Direito de Família na Mídia
Brasil anda para trás com Estatuto da Família
09/10/2015 Fonte: El País - BrasilO educador Toni Reis, de 50 anos, e seu marido David Harrad demoraram sete anos para conseguir adotar Alysson, hoje com 14 anos. “Foi um processo difícil”, disse Reis. “Tivemos que recorrer ao Supremo Tribunal Federal”, diz. Hoje, a família é formada por mais dois filhos além de Alysson: Jéssica, de 11 anos, e Felipe, de nove anos.
A história de Toni e David é parecida com a de centenas de casais homossexuais que tentam adotar filhos. Demora, e os processos costumam ser mais complicados do que se fosse um casal heterossexual. Mas esse processo pode ficar ainda mais difícil. Se o Projeto de Lei 6583/2013, de autoria do deputado Anderson Ferreira (PR), for aprovado, a família de Toni e David corre o risco de não ser reconhecida como família pelo Estado. Isso significa que direitos como herança, guarda compartilhada dos filhos em caso de separação do casal, plano de saúde corporativo e até a associação a clubes, podem ser simplesmente negados a eles.
O texto, também chamado de Estatuto da Família, trata de políticas públicas efetivas voltadas especialmente para a valorização da família. Mas define como entidade familiar apenas o “núcleo social formado a partir da união entre um homem e uma mulher, por meio de casamento ou união estável ou ainda por comunidade formada por qualquer dos pais e seus descendentes”. Ou seja, exclui por completo a possibilidade de união entre pessoas do mesmo sexo perante à lei.
Também propõe modificar o Estatuto da Criança e do Adolescente para exigir que as pessoas que queiram adotar um filho sejam, necessariamente, casadas civilmente ou que mantenham uma união estável. O que significa que casais homossexuais não teriam o direito de adotar um filho, como fizeram, depois de anos de luta, Toni e David.

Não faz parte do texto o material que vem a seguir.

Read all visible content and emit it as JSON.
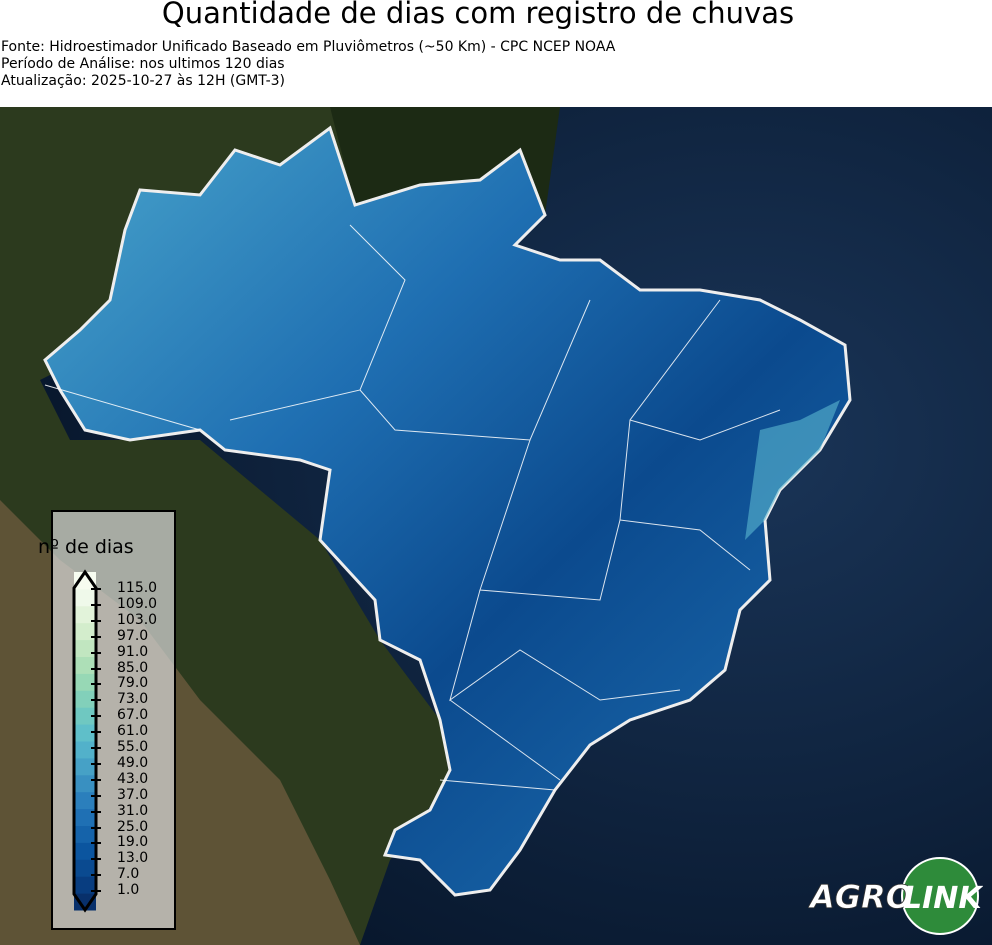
{
  "header": {
    "title": "Quantidade de dias com registro de chuvas",
    "source": "Fonte: Hidroestimador Unificado Baseado em Pluviômetros (~50 Km) - CPC NCEP NOAA",
    "period": "Período de Análise: nos ultimos 120 dias",
    "updated": "Atualização: 2025-10-27 às 12H (GMT-3)"
  },
  "legend": {
    "title": "nº de dias",
    "ticks": [
      "115.0",
      "109.0",
      "103.0",
      "97.0",
      "91.0",
      "85.0",
      "79.0",
      "73.0",
      "67.0",
      "61.0",
      "55.0",
      "49.0",
      "43.0",
      "37.0",
      "31.0",
      "25.0",
      "19.0",
      "13.0",
      "7.0",
      "1.0"
    ],
    "colors": [
      "#08306b",
      "#083d80",
      "#0a4a90",
      "#0b559f",
      "#1563aa",
      "#1f70b4",
      "#2b7fbc",
      "#3990c1",
      "#46a1c6",
      "#52b1ca",
      "#5fbfc9",
      "#6fc8c1",
      "#82d0ba",
      "#97d8b5",
      "#addfb7",
      "#c1e6c0",
      "#d3edcc",
      "#e2f3da",
      "#eff9ea",
      "#f7fcf0"
    ]
  },
  "logo": {
    "text_left": "AGRO",
    "text_right": "LINK",
    "color": "#2e8b3a"
  },
  "map": {
    "ocean_color": "#0b1e3a",
    "land_color": "#3a3a22"
  }
}
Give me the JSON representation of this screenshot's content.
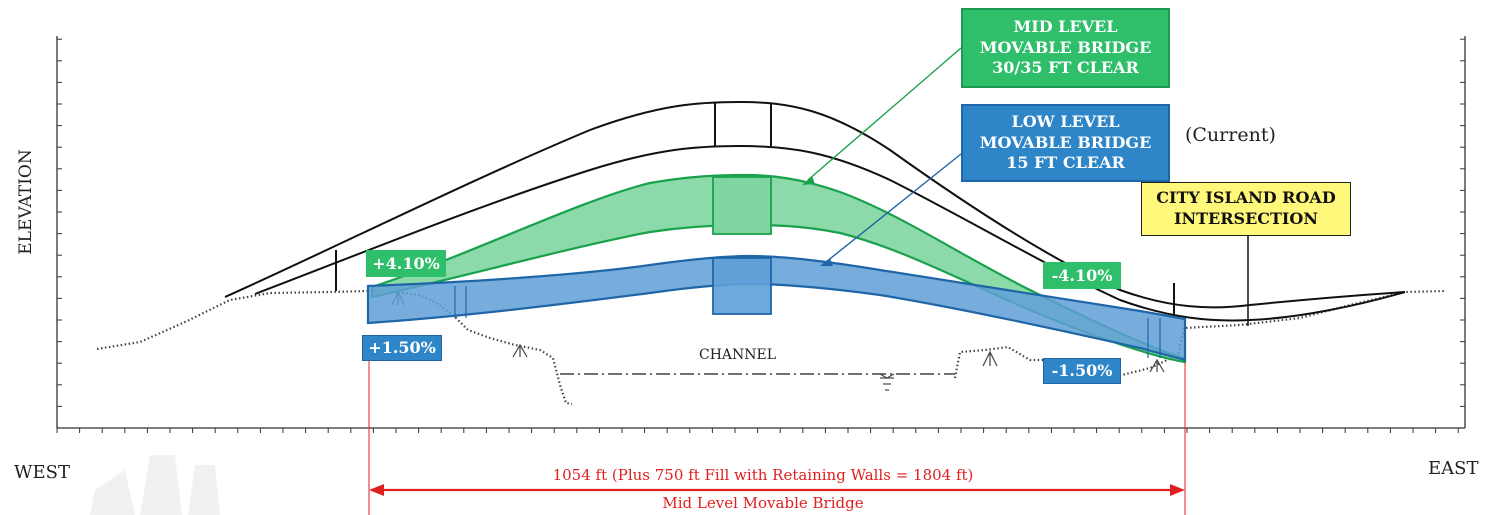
{
  "labels": {
    "mid_level": {
      "line1": "MID LEVEL",
      "line2": "MOVABLE BRIDGE",
      "line3": "30/35 FT CLEAR",
      "color": "#2fbf6a"
    },
    "low_level": {
      "line1": "LOW LEVEL",
      "line2": "MOVABLE BRIDGE",
      "line3": "15 FT CLEAR",
      "color": "#2e86c8"
    },
    "current": "(Current)",
    "city_island": {
      "line1": "CITY ISLAND ROAD",
      "line2": "INTERSECTION",
      "color": "#fff87a"
    },
    "channel": "CHANNEL",
    "axis_y": "ELEVATION",
    "west": "WEST",
    "east": "EAST"
  },
  "grades": {
    "mid_west": "+4.10%",
    "mid_east": "-4.10%",
    "low_west": "+1.50%",
    "low_east": "-1.50%"
  },
  "dimension": {
    "line1": "1054 ft (Plus 750 ft Fill with Retaining Walls = 1804 ft)",
    "line2": "Mid Level Movable Bridge",
    "color": "#e02020"
  }
}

“É uma excrescência’, diz Reis, que também é ex-presidente, e atual secretário de Educação, da Associação Brasileira de Lésbicas, Gays, Bissexuais, Travestis e Transexuais (ABGLT) e militante dos direitos gays. “É um projeto que não dá direitos, mas tira direitos”. De acordo com Viviane Girardi, advogada especialista em direito da família, a questão é mais séria. Ela define a lei como inconstitucional. “A Constituição diz que todos são iguais perante a lei”, explica. “Se essa lei for aprovada, deve ocorrer um bombardeio de ações que vão questionar a constitucionalidade dela”.
No ano passado, foi criada uma comissão especial para apreciar o texto do projeto de lei. Segundo a deputada Manuela D’Ávila (PCdoB-RS), todos os 23 deputados membros da comissão são evangélicos, exceto ela e mais três deputados petistas. Ela também compartilha da opinião de inconstitucionalidade. “Na nossa opinião, o Estatuto é inconstitucional”, disse. “E a nossa proposta é que ele seja simplesmente rejeitado [e não modificado]”.
Questionado sobre a constitucionalidade da lei, o presidente da comissão, deputado Leonardo Picciani (PMDB), desconversou. “Eu tenho evitado durante o processo manifestar a minha posição pessoal até o término do processo para que eu possa com tranquilidade conduzir a deliberação da matéria”, disse. “Eu não fiz uma análise a fundo da questão constitucional da matéria para te dizer sobre esse ponto específico”, afirmou. Procurado, o autor do Estatuto da Família, deputado Anderson Ferreira (PR), não retornou à ligação da reportagem.
A questão é polêmica. Em fevereiro deste ano, o site da Câmara criou uma enquete online perguntando: “Você concorda com a definição de família como o núcleo formado a partir da união entre homem e mulher, prevista no projeto que cria o Estatuto da Família?”. Mais de 4,6 milhões de pessoas responderam, deixando essa como a enquete mais votada do site até agora. Das respostas, 49,98% eram “sim”, e 49,71%, “não”. Embora denote um país dividido, o que não é surpresa, o resultado não interfere na aprovação ou não da PL, que está agendada para ser votada pela comissão especial nesta quarta-feira.